Djamel Tatah’s Spare Wax Portraits Blend Ancient and Modern Techniques
The subjects of exhibition at London’s Ben Brown Fine Arts are without graspable identities. Their placement on monochrome backgrounds further removes them from any real-world context. Many of them avert their gazes; one shields her face with her hand, a decisive act of obfuscation. The blue tones used to render their faces serves to intensify the melancholy mood, resulting in an overriding sense of sobriety.

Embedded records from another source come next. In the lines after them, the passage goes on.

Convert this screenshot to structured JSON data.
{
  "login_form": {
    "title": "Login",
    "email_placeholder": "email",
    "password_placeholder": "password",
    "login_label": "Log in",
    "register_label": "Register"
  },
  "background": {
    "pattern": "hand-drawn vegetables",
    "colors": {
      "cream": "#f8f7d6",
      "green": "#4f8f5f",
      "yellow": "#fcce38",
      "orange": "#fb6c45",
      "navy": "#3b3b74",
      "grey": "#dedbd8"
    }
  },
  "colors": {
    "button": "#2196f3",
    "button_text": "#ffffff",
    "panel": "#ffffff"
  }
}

Born in Saint Chamond, France, in 1959, Tatah studied art in Saint-Étienne in 1981. His distinctive style is due in part to his adoption of the painstaking method of wax painting. A process with ancient pedigree, wax painting involves applying the molten medium in various colors to a surface in order to “burn in” pigment. Tatah’s distinctive aesthetic blends this ancient technique with the modern, as he employs digital technology to realize his works. Using friends and family as models, Tatah photographs his subjects and then projects the image onto his monumental canvases. The artist’s dedication to a complex process certainly pays off; his colors are simultaneously luminescent and muted, a quality which lends the works, which are formally simple, subtlety and nuance.
Twelve large-scale paintings are on view at Ben Brown, all untitled and recently completed. Greeting visitors to the gallery is a striking, unusual piece within the context of the works collected here, showing two figures in a single canvas. Facing each other but with closed eyes, the pair is dressed in the utilitarian, dark clothing common to all of Tatah’s subjects. They are also united by their pose, heads tilted back in apparent contemplation. They may be disconnected from each other and their audience, but it does not appear to trouble them.
Moving into the space one encounters a huge triptych, one of the strongest works on display, which shows four adolescent boys against a cornflower blue background. The central pair engage one another while the two depicted on the outer panels look out at the viewer with expressions that silently call for connection. Solitude may dominate but, as with the wax forged colors, there’s space for subtle variation.